Exploring Relationships Between Variables#

So far, we have examined variables individually; their distributions, typical values, and unusual observations. The next step in exploratory analysis is to understand how variables interact.

Relationships between variables reveal structure in the data. They help us identify patterns, associations, and possible predictive signals.

However, relationships must be interpreted carefully. Association does not imply causation.

Visualizing Relationships#

The most common way to examine relationships between two numerical variables is a scatter plot.
Each point represents an observation, positioned according to its values on two variables.

import matplotlib.pyplot as plt
import seaborn as sns

sns.scatterplot(data=df, x="feature1", y="feature2")
plt.title("Relationship between feature1 and feature2")
plt.show()

What to look for:

  • upward trend → positive association

  • downward trend → negative association

  • clusters → subgroups

  • curved pattern → nonlinear relationship

  • no pattern → weak or no relationship

Comparing Groups#

When one variable is categorical and the other numeric, we compare distributions across groups.

sns.boxplot(data=df, x="category", y="numeric_value")
plt.title("Distribution across categories")
plt.show()

This reveals whether different groups behave differently.

Measuring Correlation#

Correlation quantifies the strength and direction of a linear relationship between numeric variables.

df[["feature1", "feature2"]].corr()

Correlation values range from:

  • +1 → perfect positive relationship

  • 0 → no linear relationship

  • −1 → perfect negative relationship

Remember: correlation measures association, not cause.

Multivariate Exploration#

Real-world phenomena rarely depend on only two variables. Multivariate exploration examines multiple variables simultaneously.

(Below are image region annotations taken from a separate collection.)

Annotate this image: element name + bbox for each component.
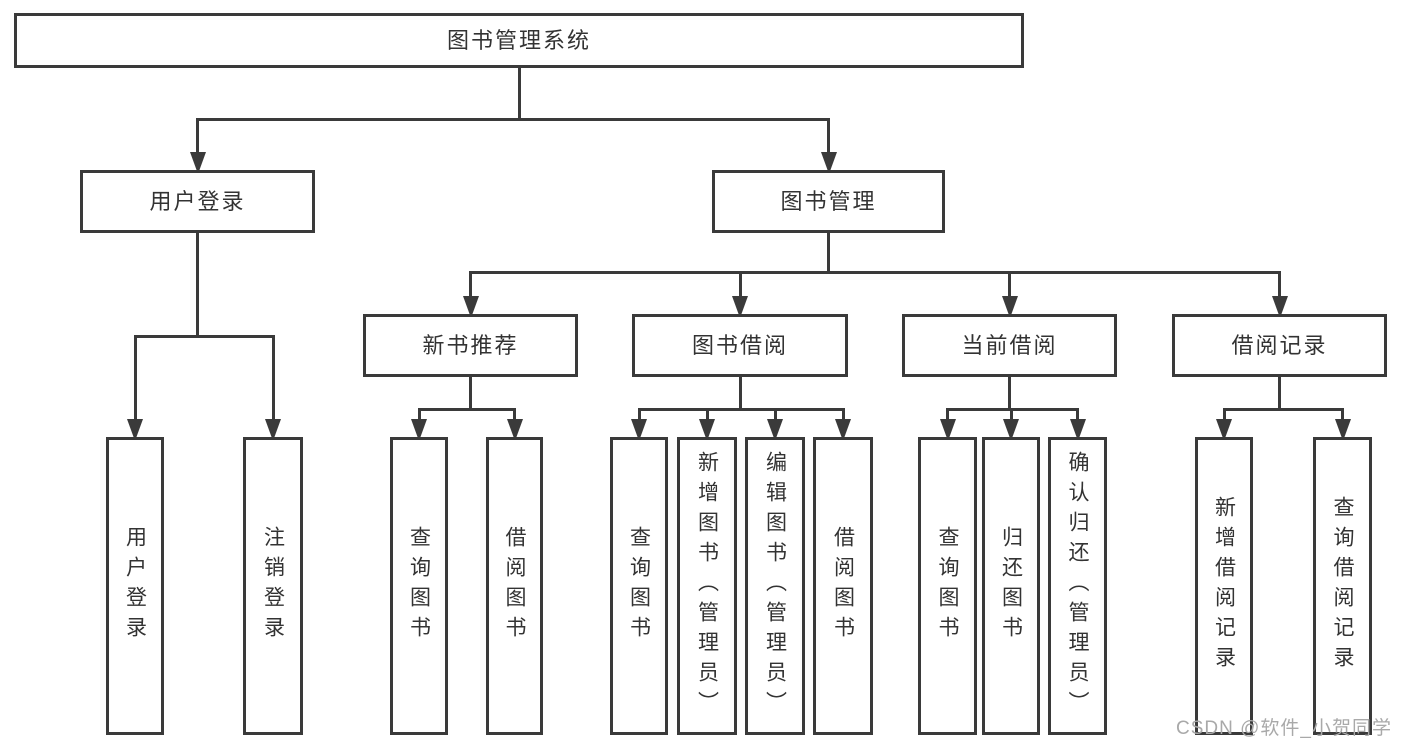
node-borrowing-add-books: 新增图书（管理员） <box>677 437 737 735</box>
node-label-root: 图书管理系统 <box>446 27 591 53</box>
node-recommend-borrow-books: 借阅图书 <box>486 437 543 735</box>
connector-drop-new-book-recommend <box>469 271 472 302</box>
node-book-borrowing: 图书借阅 <box>632 314 848 377</box>
connector-drop-borrowing-records <box>1278 271 1281 302</box>
node-label-new-book-recommend: 新书推荐 <box>422 332 519 358</box>
arrowhead-down-icon-recommend-query-books <box>411 419 427 441</box>
watermark: CSDN @软件_小贺同学 <box>1176 718 1392 739</box>
arrowhead-down-icon-borrowing-add-books <box>699 419 715 441</box>
arrowhead-down-icon-user-login-action <box>127 419 143 441</box>
node-records-add-record: 新增借阅记录 <box>1195 437 1253 735</box>
connector-branch-new-book-recommend <box>417 408 516 411</box>
connector-drop-borrowing-borrow-books <box>841 408 845 425</box>
arrowhead-down-icon-current-return-books <box>1003 419 1019 441</box>
arrowhead-down-icon-borrowing-edit-books <box>767 419 783 441</box>
connector-branch-book-management <box>469 271 1281 274</box>
node-borrowing-edit-books: 编辑图书（管理员） <box>745 437 805 735</box>
connector-stem-user-login <box>196 232 199 338</box>
arrowhead-down-icon-new-book-recommend <box>462 296 479 318</box>
connector-drop-book-borrowing <box>738 271 742 302</box>
node-label-book-management: 图书管理 <box>780 188 877 214</box>
connector-drop-logout-action <box>271 335 275 425</box>
connector-branch-root <box>196 118 830 121</box>
node-current-borrowing: 当前借阅 <box>902 314 1117 377</box>
node-recommend-query-books: 查询图书 <box>390 437 448 735</box>
node-label-current-borrowing: 当前借阅 <box>961 332 1058 358</box>
connector-stem-book-borrowing <box>738 376 742 411</box>
node-label-borrowing-add-books: 新增图书（管理员） <box>695 451 719 721</box>
connector-drop-recommend-borrow-books <box>513 408 516 425</box>
node-label-logout-action: 注销登录 <box>261 526 285 646</box>
node-label-borrowing-records: 借阅记录 <box>1231 332 1328 358</box>
arrowhead-down-icon-records-add-record <box>1216 419 1232 441</box>
node-current-return-books: 归还图书 <box>982 437 1040 735</box>
arrowhead-down-icon-current-confirm-return <box>1069 419 1086 441</box>
connector-branch-current-borrowing <box>946 408 1079 411</box>
node-label-borrowing-borrow-books: 借阅图书 <box>831 526 855 646</box>
node-borrowing-borrow-books: 借阅图书 <box>813 437 873 735</box>
connector-drop-current-confirm-return <box>1076 408 1079 425</box>
node-label-user-login: 用户登录 <box>149 188 246 214</box>
connector-drop-user-login <box>196 118 199 158</box>
connector-drop-borrowing-add-books <box>705 408 709 425</box>
connector-stem-borrowing-records <box>1278 376 1281 411</box>
node-label-records-query-record: 查询借阅记录 <box>1331 496 1354 676</box>
connector-drop-user-login-action <box>133 335 137 425</box>
connector-drop-borrowing-edit-books <box>773 408 777 425</box>
connector-drop-records-query-record <box>1341 408 1344 425</box>
connector-drop-borrowing-query-books <box>637 408 641 425</box>
connector-branch-book-borrowing <box>637 408 845 411</box>
arrowhead-down-icon-current-borrowing <box>1001 296 1018 318</box>
arrowhead-down-icon-current-query-books <box>939 419 956 441</box>
node-user-login: 用户登录 <box>80 170 315 233</box>
arrowhead-down-icon-logout-action <box>265 419 281 441</box>
node-root: 图书管理系统 <box>14 13 1024 68</box>
connector-drop-recommend-query-books <box>417 408 421 425</box>
connector-drop-current-query-books <box>946 408 949 425</box>
arrowhead-down-icon-borrowing-query-books <box>631 419 647 441</box>
arrowhead-down-icon-records-query-record <box>1334 419 1351 441</box>
arrowhead-down-icon-user-login <box>189 152 206 174</box>
connector-drop-current-return-books <box>1009 408 1013 425</box>
node-label-current-confirm-return: 确认归还（管理员） <box>1066 451 1089 721</box>
node-label-book-borrowing: 图书借阅 <box>691 332 788 358</box>
arrowhead-down-icon-recommend-borrow-books <box>506 419 523 441</box>
node-current-query-books: 查询图书 <box>918 437 977 735</box>
connector-stem-current-borrowing <box>1008 376 1011 411</box>
connector-branch-user-login <box>133 335 275 338</box>
arrowhead-down-icon-borrowing-borrow-books <box>835 419 851 441</box>
arrowhead-down-icon-borrowing-records <box>1271 296 1288 318</box>
node-label-borrowing-edit-books: 编辑图书（管理员） <box>763 451 787 721</box>
node-label-recommend-borrow-books: 借阅图书 <box>503 526 526 646</box>
node-label-user-login-action: 用户登录 <box>123 526 147 646</box>
node-current-confirm-return: 确认归还（管理员） <box>1048 437 1107 735</box>
connector-branch-borrowing-records <box>1222 408 1344 411</box>
node-records-query-record: 查询借阅记录 <box>1313 437 1372 735</box>
node-borrowing-query-books: 查询图书 <box>610 437 668 735</box>
node-label-records-add-record: 新增借阅记录 <box>1212 496 1236 676</box>
connector-stem-root <box>517 67 521 121</box>
arrowhead-down-icon-book-borrowing <box>732 296 748 318</box>
connector-stem-new-book-recommend <box>469 376 472 411</box>
node-book-management: 图书管理 <box>712 170 945 233</box>
node-label-recommend-query-books: 查询图书 <box>407 526 431 646</box>
node-borrowing-records: 借阅记录 <box>1172 314 1387 377</box>
node-user-login-action: 用户登录 <box>106 437 164 735</box>
node-label-borrowing-query-books: 查询图书 <box>627 526 651 646</box>
connector-drop-current-borrowing <box>1008 271 1011 302</box>
connector-drop-records-add-record <box>1222 408 1226 425</box>
node-label-current-return-books: 归还图书 <box>999 526 1023 646</box>
node-new-book-recommend: 新书推荐 <box>363 314 578 377</box>
connector-stem-book-management <box>827 232 830 274</box>
arrowhead-down-icon-book-management <box>820 152 837 174</box>
connector-drop-book-management <box>827 118 830 158</box>
node-label-current-query-books: 查询图书 <box>936 526 959 646</box>
node-logout-action: 注销登录 <box>243 437 303 735</box>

This helps reveal interactions, hidden groupings, and complex structure that pairwise analysis may miss.

Pairwise Relationships#

A pairplot visualizes relationships among many numeric variables at once.

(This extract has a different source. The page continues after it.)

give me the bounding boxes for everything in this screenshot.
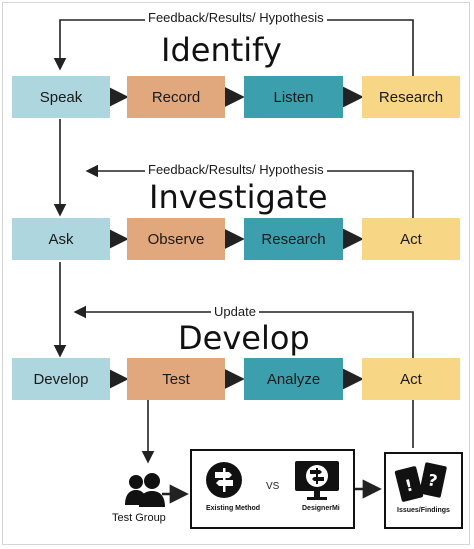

sns.pairplot(df.select_dtypes(include="number"))

This shows:

  • distributions on the diagonal

  • pairwise scatter plots elsewhere

Patterns across multiple variables become visible.

Correlation Heatmap#

A heatmap provides a compact visual summary of correlations across many variables.

plt.figure(figsize=(8,6))
sns.heatmap(df.corr(numeric_only=True), annot=True, cmap="coolwarm")
plt.title("Correlation Heatmap")
plt.show()

This helps identify:

  • strongly related variables

  • redundant features

  • potential predictors

Why Multivariate Exploration Matters#

Many patterns only appear when several variables are considered together.
Multivariate analysis helps uncover interactions and structure that single-variable or pairwise analysis cannot reveal.